DMPs, which allow hunters to harvest antlerless deer, are issued for specific WMUs to control deer populations. In some WMUs, all applicants received permits during the initial application process, and the DMP target has not been reached. In these units, DEC will re-open the DMP application process on a first-come, first-served basis. Hunters may apply for up to two additional DMPs in these WMUs at any DEC license sales outlet beginning Nov. 1.
Leftover DMPs are not available by phone, mail, or internet. Applications must be made at license issuing outlets. Applicants who previously paid the $10 DMP application fee during the initial application period, or are exempt from the application fee, will not be charged for this additional application. Hunters who did not previously apply for a deer management permit are required to pay the $10 application fee.
Applications for leftover DMPs will be accepted for the following WMUs: 1C, 3M, 3R, 3S (bowhunting-only), 4J (bowhunting-only), 6P, 7F, 7H, 7J, 7R, 8A, 8C (bowhunting-only), 8F, 8G, 8H, 8J, 8N, 8R, 9A, 9F, and 9G.
Additionally, Bonus DMPs are available for hunters who successfully take an antlerless deer in WMUs 1C, 3S, 4J, or 8C.
For WMU locations, refer to the 2019-20 Hunting and Trapping Regulations Guide or visit DEC's website.
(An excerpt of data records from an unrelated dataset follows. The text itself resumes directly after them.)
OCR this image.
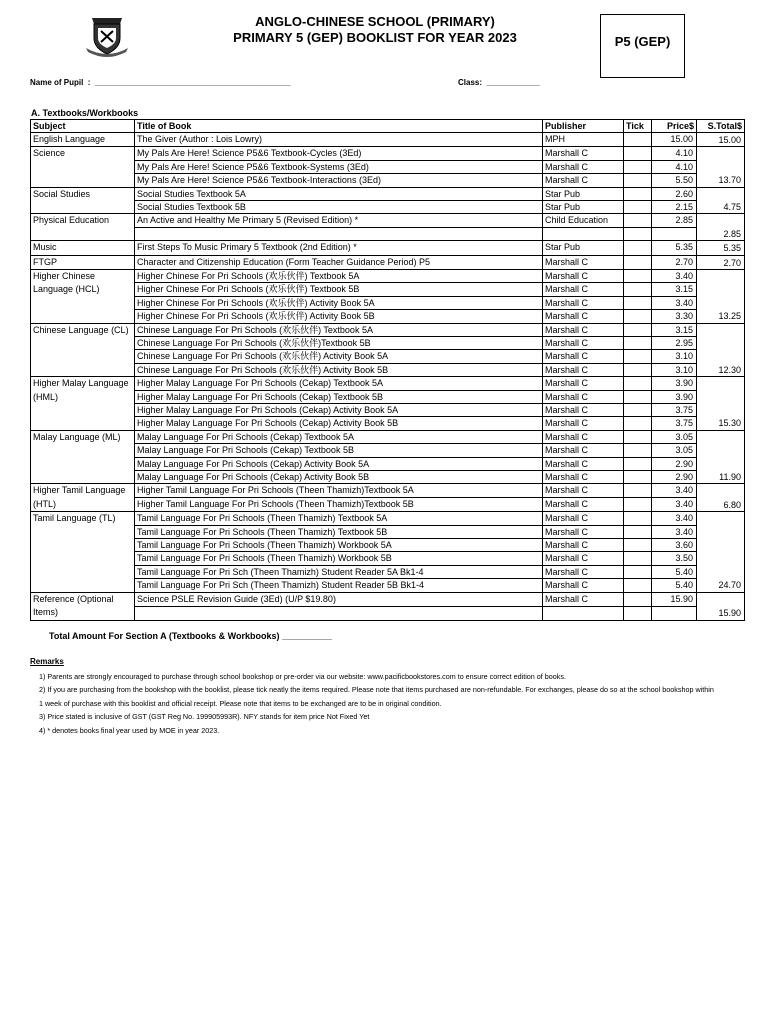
ANGLO-CHINESE SCHOOL (PRIMARY)
PRIMARY 5 (GEP) BOOKLIST FOR YEAR 2023	P5 (GEP)
Name of Pupil  :  ____________________________________________	Class:  ____________
A. Textbooks/Workbooks
Subject	Title of Book	Publisher	Tick	Price$	S.Total$
English Language	The Giver (Author : Lois Lowry)	MPH		15.00	15.00
Science	My Pals Are Here! Science P5&6 Textbook-Cycles (3Ed)	Marshall C		4.10	13.70
	My Pals Are Here! Science P5&6 Textbook-Systems (3Ed)	Marshall C		4.10	
	My Pals Are Here! Science P5&6 Textbook-Interactions (3Ed)	Marshall C		5.50	
Social Studies	Social Studies Textbook 5A	Star Pub		2.60	4.75
	Social Studies Textbook 5B	Star Pub		2.15	
Physical Education	An Active and Healthy Me Primary 5 (Revised Edition) *	Child Education		2.85	2.85

Music	First Steps To Music Primary 5 Textbook (2nd Edition) *	Star Pub		5.35	5.35
FTGP	Character and Citizenship Education (Form Teacher Guidance Period) P5	Marshall C		2.70	2.70
Higher Chinese Language (HCL)	Higher Chinese For Pri Schools (欢乐伙伴) Textbook 5A	Marshall C		3.40	13.25
	Higher Chinese For Pri Schools (欢乐伙伴) Textbook 5B	Marshall C		3.15	
	Higher Chinese For Pri Schools (欢乐伙伴) Activity Book 5A	Marshall C		3.40	
	Higher Chinese For Pri Schools (欢乐伙伴) Activity Book 5B	Marshall C		3.30	
Chinese Language (CL)	Chinese Language For Pri Schools (欢乐伙伴) Textbook 5A	Marshall C		3.15	12.30
	Chinese Language For Pri Schools (欢乐伙伴)Textbook 5B	Marshall C		2.95	
	Chinese Language For Pri Schools (欢乐伙伴) Activity Book 5A	Marshall C		3.10	
	Chinese Language For Pri Schools (欢乐伙伴) Activity Book 5B	Marshall C		3.10	
Higher Malay Language (HML)	Higher Malay Language For Pri Schools (Cekap) Textbook 5A	Marshall C		3.90	15.30
	Higher Malay Language For Pri Schools (Cekap) Textbook 5B	Marshall C		3.90	
	Higher Malay Language For Pri Schools (Cekap) Activity Book 5A	Marshall C		3.75	
	Higher Malay Language For Pri Schools (Cekap) Activity Book 5B	Marshall C		3.75	
Malay Language (ML)	Malay Language For Pri Schools (Cekap) Textbook 5A	Marshall C		3.05	11.90
	Malay Language For Pri Schools (Cekap) Textbook 5B	Marshall C		3.05	
	Malay Language For Pri Schools (Cekap) Activity Book 5A	Marshall C		2.90	
	Malay Language For Pri Schools (Cekap) Activity Book 5B	Marshall C		2.90	
Higher Tamil Language (HTL)	Higher Tamil Language For Pri Schools (Theen Thamizh)Textbook 5A	Marshall C		3.40	6.80
	Higher Tamil Language For Pri Schools (Theen Thamizh)Textbook 5B	Marshall C		3.40	
Tamil Language (TL)	Tamil Language For Pri Schools (Theen Thamizh) Textbook 5A	Marshall C		3.40	24.70
	Tamil Language For Pri Schools (Theen Thamizh) Textbook 5B	Marshall C		3.40	
	Tamil Language For Pri Schools (Theen Thamizh) Workbook 5A	Marshall C		3.60	
	Tamil Language For Pri Schools (Theen Thamizh) Workbook 5B	Marshall C		3.50	
	Tamil Language For Pri Sch (Theen Thamizh) Student Reader 5A Bk1-4	Marshall C		5.40	
	Tamil Language For Pri Sch (Theen Thamizh) Student Reader 5B Bk1-4	Marshall C		5.40	
Reference (Optional Items)	Science PSLE Revision Guide (3Ed) (U/P $19.80)	Marshall C		15.90	15.90

Total Amount For Section A (Textbooks & Workbooks) __________
Remarks

1) Parents are strongly encouraged to purchase through school bookshop or pre-order via our website: www.pacificbookstores.com to ensure correct edition of books.

2) If you are purchasing from the bookshop with the booklist, please tick neatly the items required. Please note that items purchased are non-refundable. For exchanges, please do so at the school bookshop within 1 week of purchase with this booklist and official receipt. Please note that items to be exchanged are to be in original condition.

3) Price stated is inclusive of GST (GST Reg No. 199905993R). NFY stands for item price Not Fixed Yet

4) * denotes books final year used by MOE in year 2023.
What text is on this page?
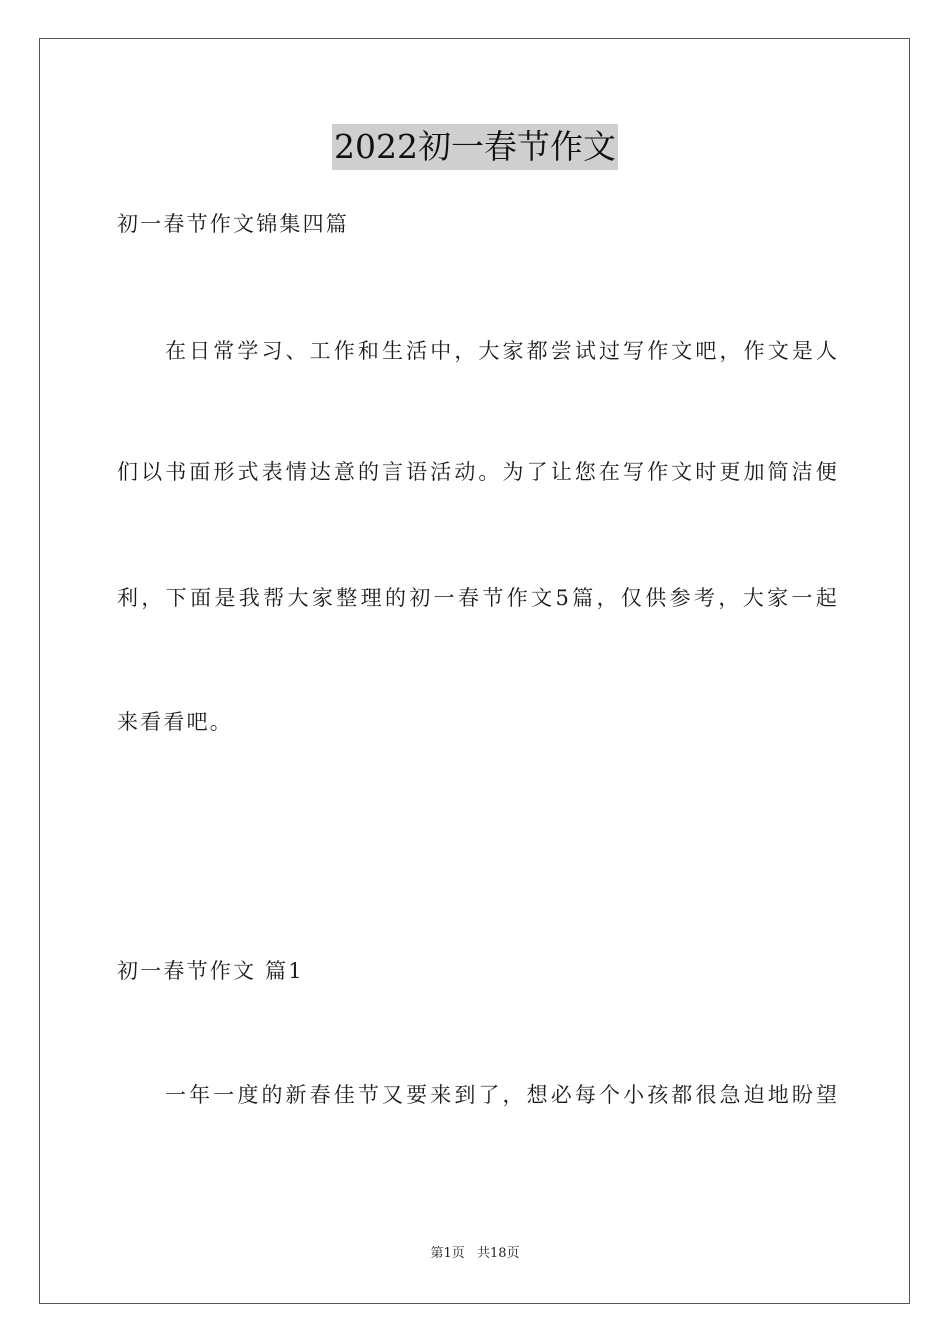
2022初一春节作文
初一春节作文锦集四篇
在 日 常 学 习 、 工 作 和 生 活 中 ， 大 家 都 尝 试 过 写 作 文 吧 ， 作 文 是 人
们 以 书 面 形 式 表 情 达 意 的 言 语 活 动 。 为 了 让 您 在 写 作 文 时 更 加 简 洁 便
利 ， 下 面 是 我 帮 大 家 整 理 的 初 一 春 节 作 文 5 篇 ， 仅 供 参 考 ， 大 家 一 起
来看看吧。
初一春节作文 篇1
一 年 一 度 的 新 春 佳 节 又 要 来 到 了 ， 想 必 每 个 小 孩 都 很 急 迫 地 盼 望
第1页 共18页
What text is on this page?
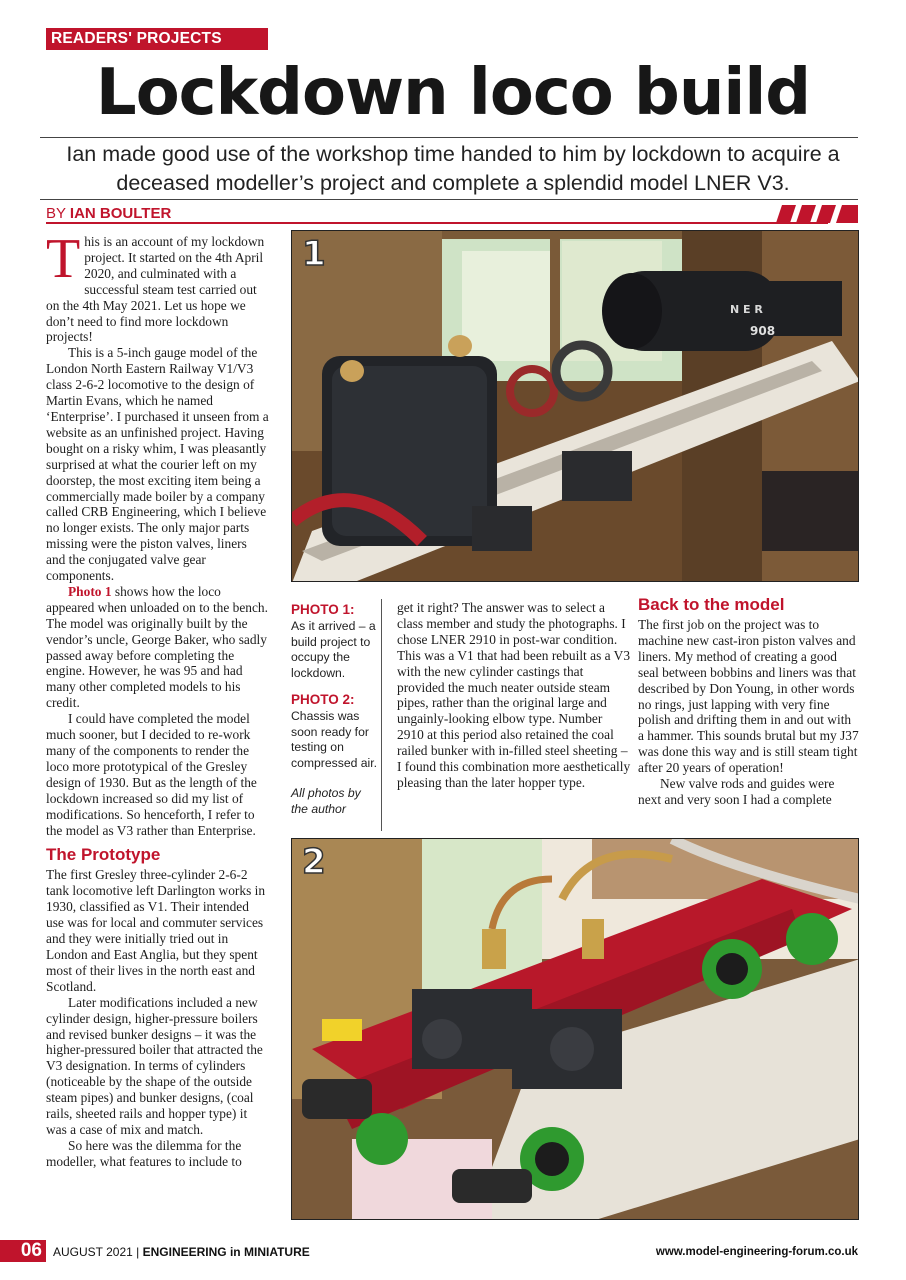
READERS' PROJECTS
Lockdown loco build

Ian made good use of the workshop time handed to him by lockdown to acquire a deceased modeller’s project and complete a splendid model LNER V3.

BY IAN BOULTER

This is an account of my lockdown project. It started on the 4th April 2020, and culminated with a successful steam test carried out on the 4th May 2021. Let us hope we don’t need to find more lockdown projects!

This is a 5-inch gauge model of the London North Eastern Railway V1/V3 class 2-6-2 locomotive to the design of Martin Evans, which he named ‘Enterprise’. I purchased it unseen from a website as an unfinished project. Having bought on a risky whim, I was pleasantly surprised at what the courier left on my doorstep, the most exciting item being a commercially made boiler by a company called CRB Engineering, which I believe no longer exists. The only major parts missing were the piston valves, liners and the conjugated valve gear components.

Photo 1 shows how the loco appeared when unloaded on to the bench. The model was originally built by the vendor’s uncle, George Baker, who sadly passed away before completing the engine. However, he was 95 and had many other completed models to his credit.

I could have completed the model much sooner, but I decided to re-work many of the components to render the loco more prototypical of the Gresley design of 1930. But as the length of the lockdown increased so did my list of modifications. So henceforth, I refer to the model as V3 rather than Enterprise.

The Prototype

The first Gresley three-cylinder 2-6-2 tank locomotive left Darlington works in 1930, classified as V1. Their intended use was for local and commuter services and they were initially tried out in London and East Anglia, but they spent most of their lives in the north east and Scotland.

Later modifications included a new cylinder design, higher-pressure boilers and revised bunker designs – it was the higher-pressured boiler that attracted the V3 designation. In terms of cylinders (noticeable by the shape of the outside steam pipes) and bunker designs, (coal rails, sheeted rails and hopper type) it was a case of mix and match.

So here was the dilemma for the modeller, what features to include to

N E R
908
1
PHOTO 1:

As it arrived – a build project to occupy the lockdown.

PHOTO 2:

Chassis was soon ready for testing on compressed air.

All photos by the author

get it right? The answer was to select a class member and study the photographs. I chose LNER 2910 in post-war condition. This was a V1 that had been rebuilt as a V3 with the new cylinder castings that provided the much neater outside steam pipes, rather than the original large and ungainly-looking elbow type. Number 2910 at this period also retained the coal railed bunker with in-filled steel sheeting – I found this combination more aesthetically pleasing than the later hopper type.

Back to the model

The first job on the project was to machine new cast-iron piston valves and liners. My method of creating a good seal between bobbins and liners was that described by Don Young, in other words no rings, just lapping with very fine polish and drifting them in and out with a hammer. This sounds brutal but my J37 was done this way and is still steam tight after 20 years of operation!

New valve rods and guides were next and very soon I had a complete

2
06 AUGUST 2021 | ENGINEERING in MINIATURE	www.model-engineering-forum.co.uk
During this extended application period, DEC will issue DMPs for an individual WMU until the target issuance quota is achieved. The status of permits will be reviewed each night, and as individual units are filled they will be removed from the list of those available effective the following day. A list of units with available leftover DMPs will routinely be updated on DEC's website or via the DMP Hotline at 1-866-472-4332.
In units with leftover DMPs, DEC encourages hunters to prioritize antlerless harvest, choosing to take a doe or two, while letting young bucks go. Hunters can share extra venison with friends and neighbors or donate the meat to needy families through the Venison Donation Coalition.